Su ayudante calló. Tal vez tenga razón, pensó mientras jugaba angustiado con el encendedor que llevaba en el bolsillo derecho de la chaqueta. Aunque Mr. Hoyce era un jefe implacable, más de una vez había dado pruebas de ello.

El edificio principal se encontraba en el centro de los laboratorios. Contaba con tres plantas y unos desmedidos ventanales grisáceos que cubrían la fachada por completo. En la planta baja se hallaban las oficinas de seguridad y en las dos superiores los despachos de la administración. Hoyce poseía una amplia habitación en la tercera planta, con una antesala para la seguridad y su secretaria.

—Eveline, queríamos hablar con Mr. Hoyce —anunció Snelling.

—Está al teléfono, Mr. Snelling, pero me dijo que lo pasara inmediatamente a su despacho en cuanto volviera.

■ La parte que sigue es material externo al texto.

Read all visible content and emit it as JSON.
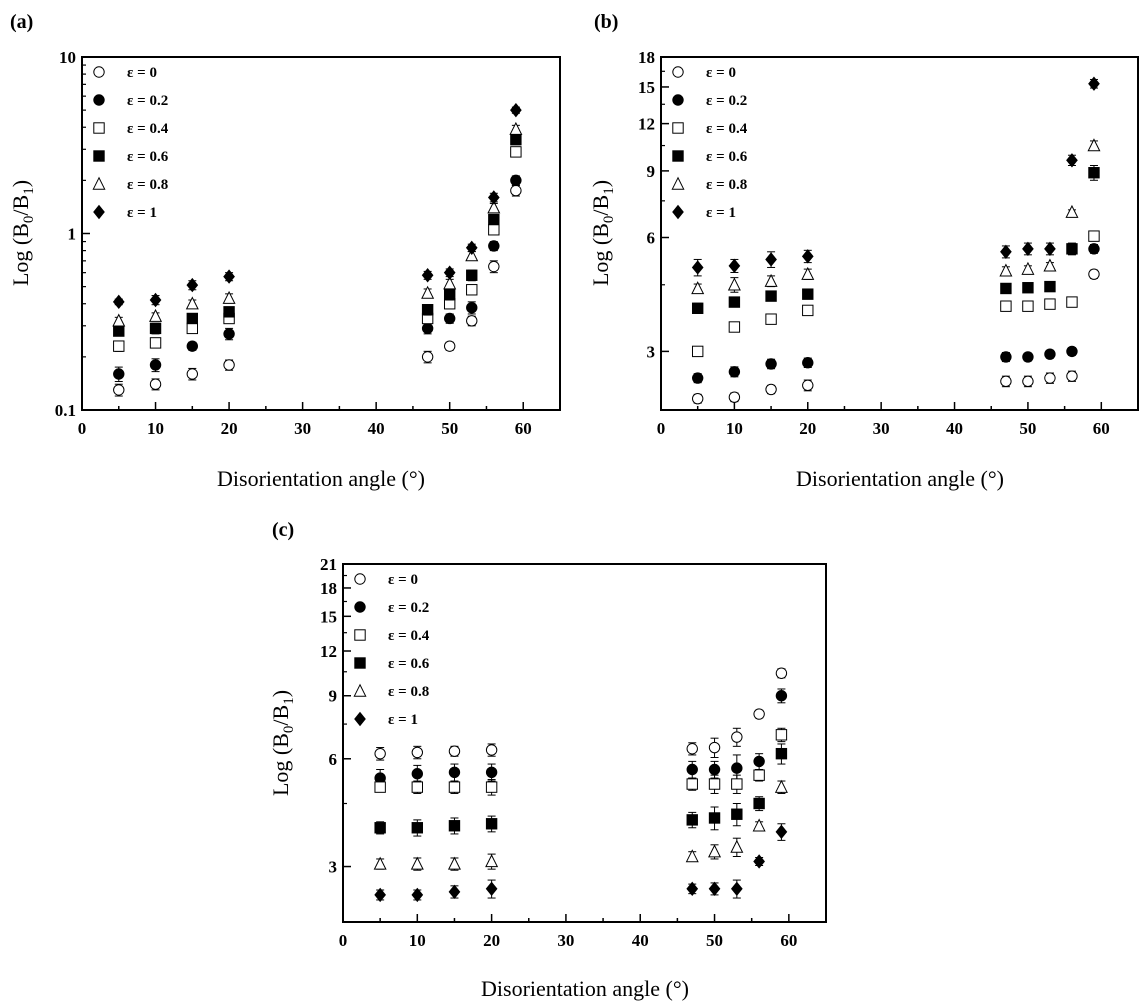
{
  "chart_data": [
    {
      "type": "scatter",
      "panel_label": "(a)",
      "xlabel": "Disorientation angle (°)",
      "ylabel": "Log (B0/B1)",
      "ylabel_sub": [
        "0",
        "1"
      ],
      "xlim": [
        0,
        65
      ],
      "ylim": [
        0.1,
        10
      ],
      "yscale": "log",
      "xticks": [
        0,
        10,
        20,
        30,
        40,
        50,
        60
      ],
      "yticks": [
        0.1,
        1,
        10
      ],
      "ytick_labels": [
        "0.1",
        "1",
        "10"
      ],
      "legend_position": "top-left",
      "x": [
        5,
        10,
        15,
        20,
        47,
        50,
        53,
        56,
        59
      ],
      "series": [
        {
          "name": "ε =  0",
          "marker": "circle-open",
          "values": [
            0.13,
            0.14,
            0.16,
            0.18,
            0.2,
            0.23,
            0.32,
            0.65,
            1.75
          ],
          "errors": [
            0.01,
            0.01,
            0.012,
            0.012,
            0.015,
            0.012,
            0.02,
            0.05,
            0.12
          ]
        },
        {
          "name": "ε =  0.2",
          "marker": "circle-filled",
          "values": [
            0.16,
            0.18,
            0.23,
            0.27,
            0.29,
            0.33,
            0.38,
            0.85,
            2.0
          ],
          "errors": [
            0.015,
            0.015,
            0.012,
            0.02,
            0.02,
            0.02,
            0.03,
            0.05,
            0.12
          ]
        },
        {
          "name": "ε =  0.4",
          "marker": "square-open",
          "values": [
            0.23,
            0.24,
            0.29,
            0.33,
            0.33,
            0.4,
            0.48,
            1.05,
            2.9
          ],
          "errors": [
            0.015,
            0.012,
            0.015,
            0.02,
            0.02,
            0.025,
            0.03,
            0.06,
            0.15
          ]
        },
        {
          "name": "ε =  0.6",
          "marker": "square-filled",
          "values": [
            0.28,
            0.29,
            0.33,
            0.36,
            0.37,
            0.45,
            0.58,
            1.2,
            3.4
          ],
          "errors": [
            0.015,
            0.02,
            0.015,
            0.02,
            0.025,
            0.03,
            0.04,
            0.07,
            0.2
          ]
        },
        {
          "name": "ε =  0.8",
          "marker": "triangle-open",
          "values": [
            0.32,
            0.34,
            0.4,
            0.43,
            0.46,
            0.52,
            0.75,
            1.4,
            3.9
          ],
          "errors": [
            0.015,
            0.015,
            0.02,
            0.025,
            0.025,
            0.03,
            0.04,
            0.08,
            0.2
          ]
        },
        {
          "name": "ε =  1",
          "marker": "diamond-filled",
          "values": [
            0.41,
            0.42,
            0.51,
            0.57,
            0.58,
            0.6,
            0.83,
            1.6,
            5.0
          ],
          "errors": [
            0.015,
            0.025,
            0.03,
            0.03,
            0.03,
            0.03,
            0.04,
            0.09,
            0.2
          ]
        }
      ]
    },
    {
      "type": "scatter",
      "panel_label": "(b)",
      "xlabel": "Disorientation angle (°)",
      "ylabel": "Log (B0/B1)",
      "ylabel_sub": [
        "0",
        "1"
      ],
      "xlim": [
        0,
        65
      ],
      "ylim": [
        2.1,
        18
      ],
      "yscale": "log",
      "xticks": [
        0,
        10,
        20,
        30,
        40,
        50,
        60
      ],
      "yticks": [
        3,
        6,
        9,
        12,
        15,
        18
      ],
      "ytick_labels": [
        "3",
        "6",
        "9",
        "12",
        "15",
        "18"
      ],
      "legend_position": "top-left",
      "x": [
        5,
        10,
        15,
        20,
        47,
        50,
        53,
        56,
        59
      ],
      "series": [
        {
          "name": "ε =  0",
          "marker": "circle-open",
          "values": [
            2.25,
            2.27,
            2.38,
            2.44,
            2.5,
            2.5,
            2.55,
            2.58,
            4.8
          ],
          "errors": [
            0.06,
            0.06,
            0.06,
            0.08,
            0.08,
            0.08,
            0.08,
            0.08,
            0.12
          ]
        },
        {
          "name": "ε =  0.2",
          "marker": "circle-filled",
          "values": [
            2.55,
            2.65,
            2.78,
            2.8,
            2.9,
            2.9,
            2.95,
            3.0,
            5.6
          ],
          "errors": [
            0.07,
            0.08,
            0.08,
            0.08,
            0.08,
            0.07,
            0.07,
            0.07,
            0.15
          ]
        },
        {
          "name": "ε =  0.4",
          "marker": "square-open",
          "values": [
            3.0,
            3.48,
            3.65,
            3.85,
            3.95,
            3.95,
            4.0,
            4.05,
            6.05
          ],
          "errors": [
            0.06,
            0.1,
            0.06,
            0.1,
            0.1,
            0.1,
            0.1,
            0.12,
            0.12
          ]
        },
        {
          "name": "ε =  0.6",
          "marker": "square-filled",
          "values": [
            3.9,
            4.05,
            4.2,
            4.25,
            4.4,
            4.42,
            4.45,
            5.6,
            8.9
          ],
          "errors": [
            0.12,
            0.1,
            0.1,
            0.12,
            0.1,
            0.1,
            0.1,
            0.2,
            0.4
          ]
        },
        {
          "name": "ε =  0.8",
          "marker": "triangle-open",
          "values": [
            4.4,
            4.5,
            4.6,
            4.8,
            4.9,
            4.95,
            5.05,
            7.0,
            10.5
          ],
          "errors": [
            0.12,
            0.2,
            0.15,
            0.15,
            0.12,
            0.1,
            0.1,
            0.1,
            0.3
          ]
        },
        {
          "name": "ε =  1",
          "marker": "diamond-filled",
          "values": [
            5.0,
            5.05,
            5.25,
            5.35,
            5.5,
            5.6,
            5.6,
            9.6,
            15.3
          ],
          "errors": [
            0.25,
            0.2,
            0.25,
            0.2,
            0.2,
            0.2,
            0.2,
            0.3,
            0.4
          ]
        }
      ]
    },
    {
      "type": "scatter",
      "panel_label": "(c)",
      "xlabel": "Disorientation angle (°)",
      "ylabel": "Log (B0/B1)",
      "ylabel_sub": [
        "0",
        "1"
      ],
      "xlim": [
        0,
        65
      ],
      "ylim": [
        2.1,
        21
      ],
      "yscale": "log",
      "xticks": [
        0,
        10,
        20,
        30,
        40,
        50,
        60
      ],
      "yticks": [
        3,
        6,
        9,
        12,
        15,
        18,
        21
      ],
      "ytick_labels": [
        "3",
        "6",
        "9",
        "12",
        "15",
        "18",
        "21"
      ],
      "legend_position": "top-left",
      "x": [
        5,
        10,
        15,
        20,
        47,
        50,
        53,
        56,
        59
      ],
      "series": [
        {
          "name": "ε =  0",
          "marker": "circle-open",
          "values": [
            6.2,
            6.25,
            6.3,
            6.35,
            6.4,
            6.45,
            6.9,
            8.0,
            10.4
          ],
          "errors": [
            0.25,
            0.25,
            0.2,
            0.25,
            0.25,
            0.4,
            0.4,
            0.2,
            0.3
          ]
        },
        {
          "name": "ε =  0.2",
          "marker": "circle-filled",
          "values": [
            5.3,
            5.45,
            5.5,
            5.5,
            5.6,
            5.6,
            5.65,
            5.9,
            9.0
          ],
          "errors": [
            0.3,
            0.3,
            0.3,
            0.3,
            0.3,
            0.3,
            0.5,
            0.3,
            0.4
          ]
        },
        {
          "name": "ε =  0.4",
          "marker": "square-open",
          "values": [
            5.0,
            5.0,
            5.0,
            5.0,
            5.1,
            5.1,
            5.1,
            5.4,
            7.0
          ],
          "errors": [
            0.15,
            0.2,
            0.2,
            0.25,
            0.2,
            0.3,
            0.3,
            0.2,
            0.3
          ]
        },
        {
          "name": "ε =  0.6",
          "marker": "square-filled",
          "values": [
            3.85,
            3.85,
            3.9,
            3.95,
            4.05,
            4.1,
            4.2,
            4.5,
            6.2
          ],
          "errors": [
            0.15,
            0.2,
            0.2,
            0.2,
            0.2,
            0.3,
            0.3,
            0.2,
            0.4
          ]
        },
        {
          "name": "ε =  0.8",
          "marker": "triangle-open",
          "values": [
            3.05,
            3.05,
            3.05,
            3.1,
            3.2,
            3.3,
            3.4,
            3.9,
            5.0
          ],
          "errors": [
            0.1,
            0.12,
            0.12,
            0.15,
            0.1,
            0.15,
            0.2,
            0.1,
            0.2
          ]
        },
        {
          "name": "ε =  1",
          "marker": "diamond-filled",
          "values": [
            2.5,
            2.5,
            2.55,
            2.6,
            2.6,
            2.6,
            2.6,
            3.1,
            3.75
          ],
          "errors": [
            0.08,
            0.08,
            0.1,
            0.15,
            0.08,
            0.1,
            0.15,
            0.08,
            0.2
          ]
        }
      ]
    }
  ]
}
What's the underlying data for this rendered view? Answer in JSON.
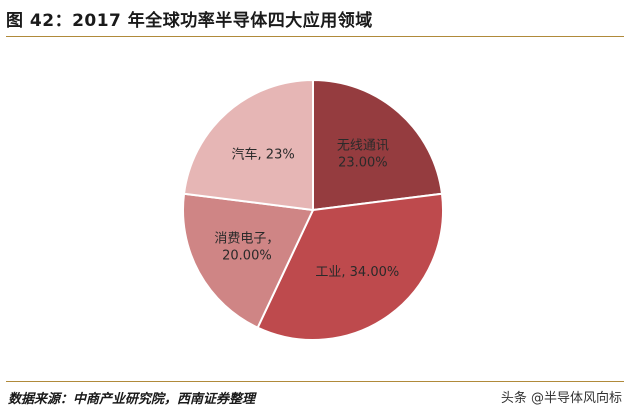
{
  "figure": {
    "title": "图 42：2017 年全球功率半导体四大应用领域",
    "source": "数据来源：中商产业研究院，西南证券整理",
    "watermark": "头条 @半导体风向标"
  },
  "chart_data": {
    "type": "pie",
    "title": "",
    "slices": [
      {
        "label": "无线通讯",
        "value": 23.0,
        "value_text": "23.00%",
        "color": "#953c3f"
      },
      {
        "label": "工业",
        "value": 34.0,
        "value_text": "34.00%",
        "color": "#be4a4d"
      },
      {
        "label": "消费电子",
        "value": 20.0,
        "value_text": "20.00%",
        "color": "#cf8585"
      },
      {
        "label": "汽车",
        "value": 23.0,
        "value_text": "23%",
        "color": "#e6b6b5"
      }
    ],
    "start": "12 o'clock",
    "direction": "clockwise",
    "legend": "none",
    "colors": {
      "rule": "#b08a3a",
      "edge": "#ffffff"
    }
  }
}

Snelling hizo ademán de acercarse a la puerta. Antes de entrar debía atravesar un arco de seguridad; mientras busca en sus bolsillos los objetos de metal, la secretaria se dirigió a Svenson.

—Me temo, Mr. Svenson, que usted no ha sido invitado. Mr. Hoyce fue muy explícito: quería hablar en privado con Mr. Snelling. Lo lamento.

El ayudante no mostró sorpresa. Estaba acostumbrado a que lo dejaran a un lado cuando se trataba de asuntos importantes, aunque no por ello se sentía mejor. En el fondo pensaba que su lugar en la vida debía ser distinto al que las circunstancias le obligaban. Una vez resuelto ese detalle, la secretaria señaló la puerta a Snelling, que ya había acabado con el proceso de seguridad.

El científico tocó con los nudillos. Viendo que no recibía respuesta, golpeó de nuevo, esta vez imprimiendo más fuerza a su llamada, y oyó una voz grave que lo invitaba a pasar.

—Mr. Hoyce, ¡qué alegría verlo por aquí! Por lo menos hará seis semanas desde nuestro último encuentro...

—No seas pelota, Charles, que no es el momento. Tengo al primer ministro en la oreja todo el día, al MI6 persiguiendo por medio mundo a unos ciudadanos británicos, uno de ellos, por cierto, inspector de policía, al ministro de Asuntos Exteriores ofreciendo explicaciones diplomáticas a Francia por no sé qué restricciones en el expediente de un español... ¡y todo por tu culpa! ¿Me puedes contar algo que me tranquilice?